Chronic diseases taking up more of GPs' time
19 November 2013
GPs in Australia are working three hours less per week in direct clinical care, however they are dealing with more health problems per visit, research led by the University of Sydney shows.
Patients with Type 2 diabetes now account for 8 percent of a GP's workload, and they spend almost twice as much time with the GP," lead author Associate Professor Helena Britt from the Sydney School of Public Health said.
Two reports published today provide data on the activities of our GPs and the care of their patients. 'General practice activity in Australia 2012-13', from the Family Medicine Research Centre, University of Sydney, features a report of GP management of diabetes.
A companion report 'A decade of Australian general practice 2002-03 to 2012-13' shows the changes over the last decade in our reasons for seeing a GP, and what happens during these visits.
The data comes from the Bettering the Evaluation and Care of Health (BEACH) program, which continuously collects information about clinical activities of GPs in Australia. Dr Helena Britt is director of the program.
"We are very lucky, Australia is one of the few countries in the world with regular reports of what's happening now in general practice, and how things have changed over time," she said.
"This allows us to measure the positive or negative impact of changes in health policy on the medical care provided. It also informs planning of future health care services in Australia."
In 2012-2013, Australians claimed 126.8 million GP services through Medicare. People with Type 2 diabetes visited a GP eight times a year on average, and their diabetes was managed at half of these visits.
"This is more than the average of 5.6 GP visits a year for the total population, and patients with diabetes have longer consultations than many others," Associate Professor Britt said.

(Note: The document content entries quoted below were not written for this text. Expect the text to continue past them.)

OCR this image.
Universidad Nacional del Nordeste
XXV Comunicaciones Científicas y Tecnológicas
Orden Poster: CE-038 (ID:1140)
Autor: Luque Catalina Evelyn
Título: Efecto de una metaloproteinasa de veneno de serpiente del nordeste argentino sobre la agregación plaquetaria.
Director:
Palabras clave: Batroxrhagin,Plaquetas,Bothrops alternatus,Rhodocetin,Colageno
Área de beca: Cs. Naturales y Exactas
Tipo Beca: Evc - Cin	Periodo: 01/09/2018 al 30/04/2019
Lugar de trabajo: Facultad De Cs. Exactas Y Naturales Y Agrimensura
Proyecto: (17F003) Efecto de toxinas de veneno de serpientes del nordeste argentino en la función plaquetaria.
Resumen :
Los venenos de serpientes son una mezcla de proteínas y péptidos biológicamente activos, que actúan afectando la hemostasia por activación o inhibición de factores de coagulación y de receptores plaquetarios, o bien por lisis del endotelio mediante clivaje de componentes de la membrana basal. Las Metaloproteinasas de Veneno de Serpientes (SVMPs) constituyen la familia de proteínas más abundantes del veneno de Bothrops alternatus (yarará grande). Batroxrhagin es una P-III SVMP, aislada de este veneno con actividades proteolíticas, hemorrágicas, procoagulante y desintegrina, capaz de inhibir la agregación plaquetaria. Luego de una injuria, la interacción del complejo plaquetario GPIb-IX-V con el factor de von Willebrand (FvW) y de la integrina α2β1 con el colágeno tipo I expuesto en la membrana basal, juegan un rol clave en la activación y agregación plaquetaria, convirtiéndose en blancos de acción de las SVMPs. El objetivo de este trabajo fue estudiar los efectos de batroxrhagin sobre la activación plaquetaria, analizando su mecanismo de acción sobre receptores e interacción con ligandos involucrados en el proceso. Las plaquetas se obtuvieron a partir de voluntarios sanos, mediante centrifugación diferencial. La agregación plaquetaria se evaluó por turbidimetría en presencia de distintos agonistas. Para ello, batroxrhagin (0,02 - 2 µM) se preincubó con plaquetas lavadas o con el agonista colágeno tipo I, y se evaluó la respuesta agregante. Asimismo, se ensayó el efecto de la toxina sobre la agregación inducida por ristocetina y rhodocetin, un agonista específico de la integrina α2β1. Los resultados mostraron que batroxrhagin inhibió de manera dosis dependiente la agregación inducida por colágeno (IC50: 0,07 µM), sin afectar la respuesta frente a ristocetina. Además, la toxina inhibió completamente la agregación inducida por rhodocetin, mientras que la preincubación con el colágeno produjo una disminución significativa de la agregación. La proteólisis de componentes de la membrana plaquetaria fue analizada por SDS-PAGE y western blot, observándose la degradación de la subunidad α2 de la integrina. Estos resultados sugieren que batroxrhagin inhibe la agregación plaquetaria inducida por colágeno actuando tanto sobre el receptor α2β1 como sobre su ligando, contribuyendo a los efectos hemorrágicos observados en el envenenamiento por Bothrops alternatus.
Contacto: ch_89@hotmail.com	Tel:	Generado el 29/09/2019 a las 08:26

"About 1.2 million people have diagnosed Type 2 diabetes, and 97 percent of them have at least one other chronic condition - 40 per cent have five or more. High blood pressure, high cholesterol, hypertension, osteoarthritis, ischaemic heart disease, and depression are the most common."
The study also shows that older patients are taking up an increasing proportion of GP services, and are giving more reasons for their visit than a decade ago.
"As the population ages, chronic diseases are accounting for an increasing proportion of GPs workload. Compared with ten years ago, there are now more visits for depression, diabetes, atrial fibrillation, and hypothyroidism," Associate Professor Britt said.
Researchers also found that GPs made 7.6 million more referrals nationally in 2012-2013 than a decade ago, with about 3.7 million more to medical specialists, and 3.5 million more to allied health services.
"The increase in referrals to allied health suggests improved access to these services, probably because Medicare now subsidises some patient visits to physiotherapists, psychologists and dieticians," Associate Professor Britt said.